Hume’s Atheism And God As Nature

The ‘freethinker’ Anthony Collins is said to have commented on Samuel Clarke‘s Boyle Lectures on the existence of God that “it had never occurred to anyone to doubt the existence of God until Clarke tried so hard to prove it.” (noted in John Clayton’s Reason, Religion, and Gods: Essays in Cross Cultural Philosophy of Religion, Cambridge University Press, New York, 2006, pp. 314.) I was reminded of this “mischievous” remark yesterday afternoon during my philosophy of religion class, as we discussed David Hume’s ‘Of Miracles‘–which carries out a systematic epistemic debunking of claims for the existence of miracles– for at one point a very bright student asked: Professor, what exactly were Hume’s views on religion? Was he an atheist? (This was her third encounter with Hume this semester, whom we had encountered before in two extracts from Dialogues Concerning Natural Religions–against the argument from design, and a statement of the problem of evil.)

Hume scholars will recognize quite readily the can of worms being opened by such a query. (Googling ‘Was Hume an atheist?’ should provide some hint of the dimensions of said can.) Here, I just want to make note of a provocative remark that Philo makes in his rejoinder to Cleanthes in Part VII of the Dialogues–as part of the refutation of the argument from design:

How, therefore, shall we satisfy ourselves concerning the cause of that Being whom you suppose the Author of Nature, or, according to your system of Anthropomorphism, the ideal world, into which you trace the material? Have we not the same reason to trace that ideal world into another ideal world, or new intelligent principle?….If the material world rests upon a similar ideal world, this ideal world must rest upon some other; and so on, without end. It were better, therefore, never to look beyond the present material world. By supposing it to contain the principle of its order within itself, we really assert it to be God; and the sooner we arrive at that Divine Being, so much the better. When you go one step beyond the mundane system, you only excite an inquisitive humour which it is impossible ever to satisfy.

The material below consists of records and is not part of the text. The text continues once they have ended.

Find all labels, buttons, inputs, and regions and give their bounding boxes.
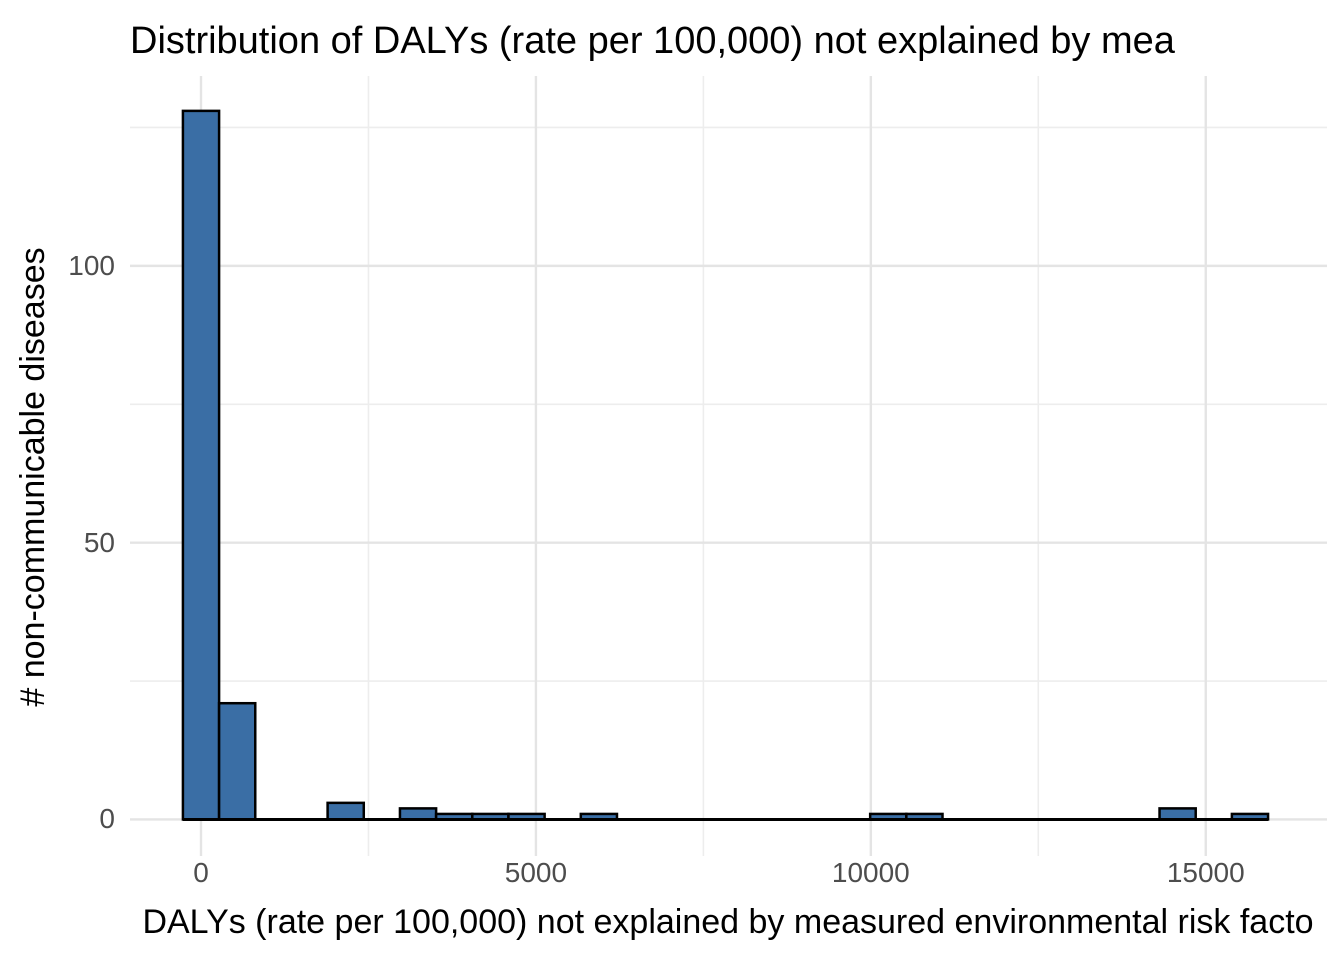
x-tick-label: 0	[193, 857, 209, 888]
x-tick-label: 10000	[831, 857, 910, 888]
y-axis-title: # non-communicable diseases	[14, 247, 52, 707]
histogram-bar	[398, 807, 438, 821]
histogram-bar	[1158, 807, 1197, 821]
y-tick-label: 100	[68, 249, 115, 281]
x-tick-label: 5000	[504, 857, 568, 888]
histogram-bar	[181, 109, 221, 821]
chart-title: Distribution of DALYs (rate per 100,000)…	[130, 20, 1175, 62]
x-tick-label: 15000	[1166, 857, 1245, 888]
histogram-bar	[217, 701, 257, 821]
x-axis-title: DALYs (rate per 100,000) not explained b…	[142, 903, 1314, 941]
y-tick-label: 0	[99, 803, 115, 835]
histogram-bar	[326, 801, 366, 821]
y-tick-label: 50	[83, 526, 115, 558]
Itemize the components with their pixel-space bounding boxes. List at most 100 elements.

It seems to me in these closing sentences that two claims are present: a) Hume suggests that ‘rational’ approaches to proving the existence of God are destined to fail in that they push beyond the bounds of experience and thus, transgress the limits of what can be known or claimed to be true, and b) if there is a referent for the term ‘God’ then the most reasonable thing would be to identify it with the ‘principle of order [of] the present material world.’ The former reasserts Hume’s empiricist biases in metaphysics and epistemology; the latter, more interestingly, supplies another conceptualization of the term ‘God.’ (Hume’s further claim that ‘the sooner we arrive at that Divine Being, so much the better’ suggests that the longer the chains of reasoning to arrive at the conclusion of God’s existence, the more susceptible they will be refutation.)

So for Hume, the best way to make sense of ‘God’–the only kind of ‘God’ whose existence we could reasonably claim to believe in–is as the principles that underwrite the sensible world we experience. The laws of nature, for instance. God, then, is not the Author of Nature, God is Nature. If ‘atheism’ is defined as the rejection of the standard theistic conception of God as all-good, all-knowing, all-powerful–then Hume was an atheist.